Tip Hudson: The life cycle analysis was with regard to carbon?

Gene Lollis: Mainly looking at the carbon situation. Correct.

Tip Hudson: I can imagine there are a number of challenges in trying to run a working commercial cattle ranch on a research station where there are always needs for graze here. Don't graze there, graze like this right here, graze like that over there. What has that looked like? Is that largely fall on you?

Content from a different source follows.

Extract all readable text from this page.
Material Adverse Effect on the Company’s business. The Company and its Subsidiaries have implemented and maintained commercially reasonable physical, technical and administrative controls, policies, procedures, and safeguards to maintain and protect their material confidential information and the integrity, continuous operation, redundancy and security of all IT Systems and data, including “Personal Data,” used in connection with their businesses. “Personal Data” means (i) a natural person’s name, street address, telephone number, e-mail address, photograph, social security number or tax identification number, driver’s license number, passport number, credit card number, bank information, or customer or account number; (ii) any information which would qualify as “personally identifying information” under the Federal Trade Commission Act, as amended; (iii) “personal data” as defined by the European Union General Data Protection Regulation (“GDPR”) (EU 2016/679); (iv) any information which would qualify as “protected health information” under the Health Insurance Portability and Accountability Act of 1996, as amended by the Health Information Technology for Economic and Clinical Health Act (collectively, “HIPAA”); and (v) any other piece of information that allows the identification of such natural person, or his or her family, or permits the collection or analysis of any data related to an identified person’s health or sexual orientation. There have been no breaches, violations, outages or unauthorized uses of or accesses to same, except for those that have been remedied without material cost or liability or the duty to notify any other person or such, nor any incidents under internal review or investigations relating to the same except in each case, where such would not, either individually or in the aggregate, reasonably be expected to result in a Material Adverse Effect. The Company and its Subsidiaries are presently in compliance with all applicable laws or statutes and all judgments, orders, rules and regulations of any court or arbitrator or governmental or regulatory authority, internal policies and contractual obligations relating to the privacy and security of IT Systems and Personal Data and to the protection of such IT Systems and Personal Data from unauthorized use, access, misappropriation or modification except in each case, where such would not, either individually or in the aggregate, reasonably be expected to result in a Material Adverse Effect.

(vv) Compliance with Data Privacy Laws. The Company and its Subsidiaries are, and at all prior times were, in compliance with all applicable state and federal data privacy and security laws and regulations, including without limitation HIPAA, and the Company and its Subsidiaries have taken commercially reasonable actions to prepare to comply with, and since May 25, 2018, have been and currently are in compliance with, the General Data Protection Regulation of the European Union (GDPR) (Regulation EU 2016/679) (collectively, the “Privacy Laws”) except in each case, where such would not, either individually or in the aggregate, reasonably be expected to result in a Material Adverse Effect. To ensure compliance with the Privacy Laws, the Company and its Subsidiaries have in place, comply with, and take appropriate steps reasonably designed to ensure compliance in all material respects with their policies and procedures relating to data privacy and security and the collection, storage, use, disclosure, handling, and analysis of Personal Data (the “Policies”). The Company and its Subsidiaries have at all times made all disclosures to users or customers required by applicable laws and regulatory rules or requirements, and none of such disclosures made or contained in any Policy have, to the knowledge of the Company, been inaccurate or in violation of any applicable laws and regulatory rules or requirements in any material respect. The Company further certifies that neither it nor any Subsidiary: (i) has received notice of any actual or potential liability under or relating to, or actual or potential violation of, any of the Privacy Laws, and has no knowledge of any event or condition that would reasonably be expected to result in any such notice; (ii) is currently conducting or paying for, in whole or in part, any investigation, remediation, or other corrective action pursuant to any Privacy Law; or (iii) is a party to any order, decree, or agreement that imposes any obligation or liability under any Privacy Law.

Gene Lollis: Well, I mean, we've got a great science team, great with doctor Betsy Bouton I think you know very well. That's how we got connected with you. Over time, being over 30 years, and if I can just talk about it a little bit, we started with birds, and, all the scientists were ornithologist. Over time, it wasn't a whole big impact because we were just starting up and we were looking at what was going on and a lot of people will say, what's the big deal about birds? Well, as they started over a 10, 20, 30 year cycle here, we've learned that, there's 176 different bird species that frequent this ranch. In the ranching community going to think, that's no big deal. I see them all the time. But as we all know, there's only 2 percent of us that are in agriculture today. We see this stuff. We're used to that stuff. We get a little complacent to it. But when I can go give a talk over on a coastline where 80 percent of our population live that think that we're the problem to their water problems, and you can share with them that there's 176 bird species. Nine of those are threatened or federally threatened species that come to these ranches. They get a different outlook. What I'm saying? That we're doing more than producing protein. We're keeping open space, water recharge. We're doing all these things. We're protecting the wildlife and giving habitat for the things that a lot of people like to look at, birds. That was a big starting there. But over time as we moved in, one of the big question was water. Quantity, quality. We started doing research on stalking rate because they're in the early 90s, late 90s. Powers to be we'd say that cattle are the problem. Cattle is causing the phosphorus down in Lake Okeechobee. Well, beings who we were, we set up. Through the Cattlemen's Association, through the Water Management Districts. Through all the people, the Nasers and everybody came together to formulate a large scale research project on a full scale. We took no stalking rate, low stalking rates, medium stalking rates in a high just to look at how the cattle number impacted water quality. With that, we found, basically, the cow wasn't a problem. It was historical management decisions over time. That's what we were able to show on that. But to get back to your question, it's just managing through it. If we take a block and we say, we're not going to graze this, we just have to manage around it, adjust things to make it all work.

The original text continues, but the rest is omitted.